Patients with a self-reported history of sustained heavy alcohol consumption were recruited from the hepatology outpatient department or medical wards. Each patient was interviewed with a validated structured questionnaire of alcohol consumption and CDT analysis using the standardized reference measurement technique with high performance liquid chromatography was performed on serum collected at time of interview.
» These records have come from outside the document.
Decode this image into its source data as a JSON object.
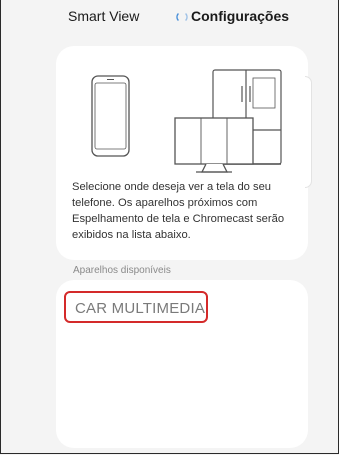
{
  "header": {
    "title": "Smart View",
    "settings_label": "Configurações"
  },
  "info_card": {
    "description": "Selecione onde deseja ver a tela do seu telefone. Os aparelhos próximos com Espelhamento de tela e Chromecast serão exibidos na lista abaixo."
  },
  "devices": {
    "section_label": "Aparelhos disponíveis",
    "items": [
      {
        "label": "CAR MULTIMEDIA"
      }
    ]
  },
  "colors": {
    "background": "#f4f4f4",
    "card": "#ffffff",
    "highlight_border": "#d42a2a",
    "spinner": "#4a90d9"
  }
}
52 patients were recruited: 19 from the hepatology outpatient department and 33 from general medical wards. Median alcohol intake was 1013 (range 366–5880) g/week over the preceding two week period. 26 patients had a diagnostic CDT based on a threshold value of %CDT > 1.7 indicating heavy alcohol consumption, yielding a sensitivity of 50%. Overweight/obesity (defined as body mass index (BMI) ≥ 25 kg/m2 in Caucasians and ≥ 23.0 kg/m2 in Asians), female gender and presence of cirrhosis were independently associated with non-diagnostic %CDT (≤ 1.7).
CDT has limited sensitivity as a biomarker of heavy alcohol consumption. Caution should be applied when ordering and interpreting %CDT results, particularly in women, patients with cirrhosis and those with an elevated BMI.